Friday, July 25, 2014

Catatan Ramadhan 1435 H - 28 Ramadhan, Berbuka Puasa Bersama Muslimah Bochum

Ramadhan identik dengan berbagai tradisi yang membudaya dalam masyarakat. Salah satunya adalah berbuka puasa bersama. Di tanah air, acara semacam ini biasanya menjadi ajang silaturahim, sekaligus tak jarang menjadi semacam reuni bagi orang-orang yang telah lama tak saling berjumpa. Maka muncullah undangan-undangan acara berbuka puasa bersama dari kawan-kawan semasa sekolah atau kuliah. Ada banyak sekali cerita nostalgia yang akan dibagi di sana.

Di negeri-negeri lintang tinggi, ketika Ramadhan jatuh bertepatan dengan musim panas, matahari baru akan tenggelam menjelang pukul sepuluh malam, sudah hampir tengah malam.

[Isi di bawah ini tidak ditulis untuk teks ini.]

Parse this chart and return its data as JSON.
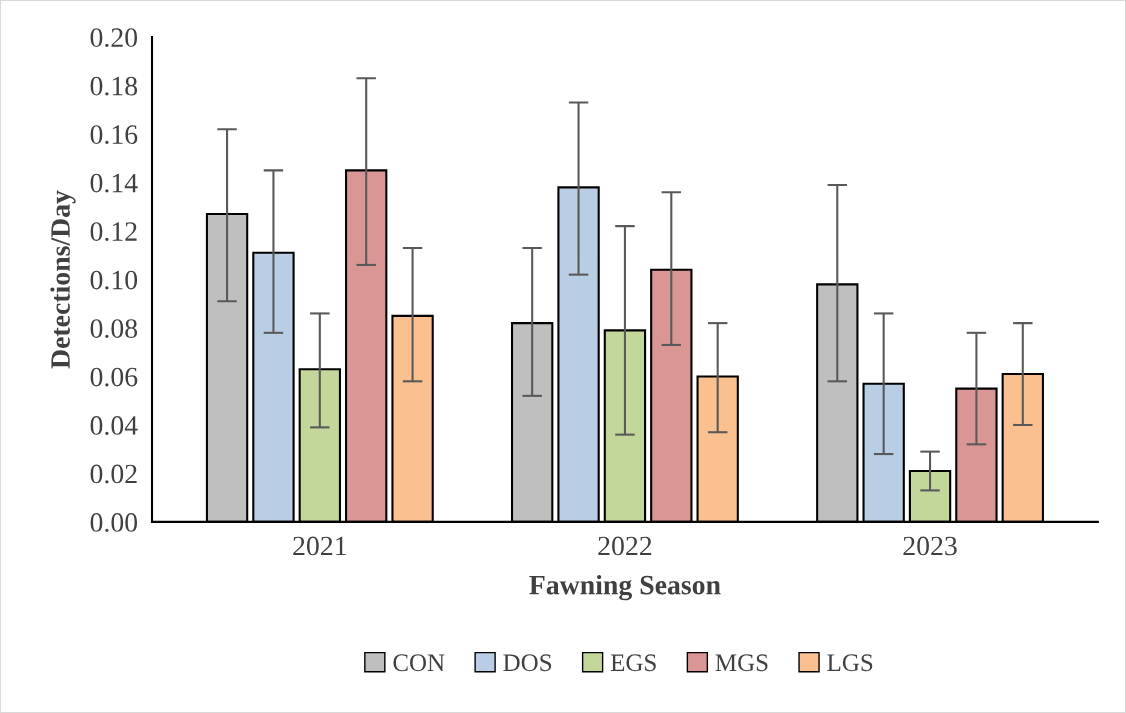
{
  "chart_data": {
    "type": "bar",
    "xlabel": "Fawning Season",
    "ylabel": "Detections/Day",
    "categories": [
      "2021",
      "2022",
      "2023"
    ],
    "ylim": [
      0,
      0.2
    ],
    "yticks": [
      {
        "value": 0,
        "label": "0.00"
      },
      {
        "value": 0.02,
        "label": "0.02"
      },
      {
        "value": 0.04,
        "label": "0.04"
      },
      {
        "value": 0.06,
        "label": "0.06"
      },
      {
        "value": 0.08,
        "label": "0.08"
      },
      {
        "value": 0.1,
        "label": "0.10"
      },
      {
        "value": 0.12,
        "label": "0.12"
      },
      {
        "value": 0.14,
        "label": "0.14"
      },
      {
        "value": 0.16,
        "label": "0.16"
      },
      {
        "value": 0.18,
        "label": "0.18"
      },
      {
        "value": 0.2,
        "label": "0.20"
      }
    ],
    "grid": false,
    "legend": "bottom",
    "series": [
      {
        "name": "CON",
        "color": "#bfbfbf",
        "values": [
          0.127,
          0.082,
          0.098
        ],
        "errors": [
          [
            0.091,
            0.162
          ],
          [
            0.052,
            0.113
          ],
          [
            0.058,
            0.139
          ]
        ]
      },
      {
        "name": "DOS",
        "color": "#b9cde4",
        "values": [
          0.111,
          0.138,
          0.057
        ],
        "errors": [
          [
            0.078,
            0.145
          ],
          [
            0.102,
            0.173
          ],
          [
            0.028,
            0.086
          ]
        ]
      },
      {
        "name": "EGS",
        "color": "#c4d79b",
        "values": [
          0.063,
          0.079,
          0.021
        ],
        "errors": [
          [
            0.039,
            0.086
          ],
          [
            0.036,
            0.122
          ],
          [
            0.013,
            0.029
          ]
        ]
      },
      {
        "name": "MGS",
        "color": "#da9694",
        "values": [
          0.145,
          0.104,
          0.055
        ],
        "errors": [
          [
            0.106,
            0.183
          ],
          [
            0.073,
            0.136
          ],
          [
            0.032,
            0.078
          ]
        ]
      },
      {
        "name": "LGS",
        "color": "#fac090",
        "values": [
          0.085,
          0.06,
          0.061
        ],
        "errors": [
          [
            0.058,
            0.113
          ],
          [
            0.037,
            0.082
          ],
          [
            0.04,
            0.082
          ]
        ]
      }
    ]
  }
}
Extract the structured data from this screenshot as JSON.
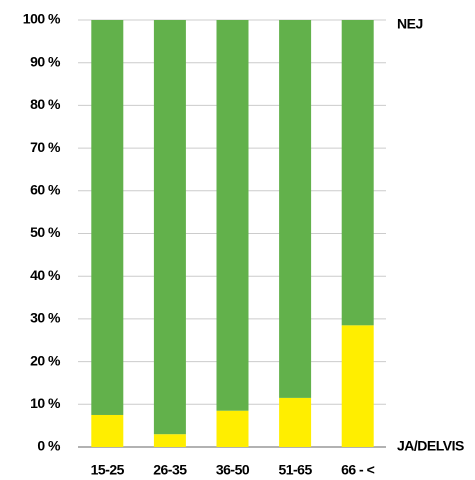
{
  "chart_data": {
    "type": "stacked_bar",
    "categories": [
      "15-25",
      "26-35",
      "36-50",
      "51-65",
      "66 - <"
    ],
    "series": [
      {
        "name": "JA/DELVIS",
        "color": "#ffee00",
        "values": [
          7.5,
          3,
          8.5,
          11.5,
          28.5
        ]
      },
      {
        "name": "NEJ",
        "color": "#62b14b",
        "values": [
          92.5,
          97,
          91.5,
          88.5,
          71.5
        ]
      }
    ],
    "ylim": [
      0,
      100
    ],
    "yticks": [
      {
        "value": 0,
        "label": "0 %"
      },
      {
        "value": 10,
        "label": "10 %"
      },
      {
        "value": 20,
        "label": "20 %"
      },
      {
        "value": 30,
        "label": "30 %"
      },
      {
        "value": 40,
        "label": "40 %"
      },
      {
        "value": 50,
        "label": "50 %"
      },
      {
        "value": 60,
        "label": "60 %"
      },
      {
        "value": 70,
        "label": "70 %"
      },
      {
        "value": 80,
        "label": "80 %"
      },
      {
        "value": 90,
        "label": "90 %"
      },
      {
        "value": 100,
        "label": "100 %"
      }
    ],
    "grid": true
  }
}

Dengan kata lain, berbuka puasa bersama bukanlah acara yang mudah untuk diselenggarakan sebagaimana di tanah air. Mengumpulkan banyak orang pada waktu selarut itu mempunyai tantangan tersendiri. Menjaga ketenangan menjadi sesuatu yang wajib, apalagi sebagai kaum minoritas dan perantau, tentunya kami tidak ingin membawa kesan buruk bagi masyarakat sekitar. Seperti yang dulu pernah kuceritakan di awal Ramadhan, waktu sejak lepas Ashar hingga Magrib biasanya kupakai untuk tidur. Namun, ketika digelar acara berbuka puasa bersama, tentunya selang waktu tersebut tak akan bisa dipakai untuk beristirahat. Singkatnya, berbuka puasa bersama di musim panas menyimpan nilai rasa yang sungguh berbeda.

Di negeri ini, kawan setanah air rasanya sudah seperti saudara sendiri. Tempat berbagi butir-butir kebahagiaan, suka dan duka di tengah segala keterbatasan dan kerinduan pada tanah air. Kemarin sore, para muslimah Indonesia di Bochum menyempatkan diri untuk berbagi kebahagiaan di hari-hari terakhir Ramadhan tahun ini. Kami berkumpul sejak sore untuk mempersiapkan acara berbuka puasa bersama. Alhamdulillah limpahan rezeki dari para sahabat membuat malam itu menjadi istimewa, makan malam bersama dengan berbagai makanan khas Indonesia.

Semangkok bakso Malang hangat yang di tanah air merupakan menu biasa, ketika di sini menjadi sesuatu yang istimewa. Wangi masakan itu pelan-pelan mengobati rindu kami pada kampung halaman. Secangkir cendol dingin meluruhkan rasa haus, semanis persaudaraan kami. Aku tak ingin berandai-andai, ingin begini dan begitu, atau mengeluhkan Ramadhan yang terasa sepi. Tak ada yang lebih membahagiakanku pada Ramadhan tahun ini selain kebersamaan dan persaudaraan yang kami bagi di perantauan ini. Udara musim panas masih meninggalkan gerah hingga malam menjelang. Bus tengah malam mengantarkan kami pulang, meninggalkan serpih-serpih kebahagiaan yang terasa damai dipeluk malam.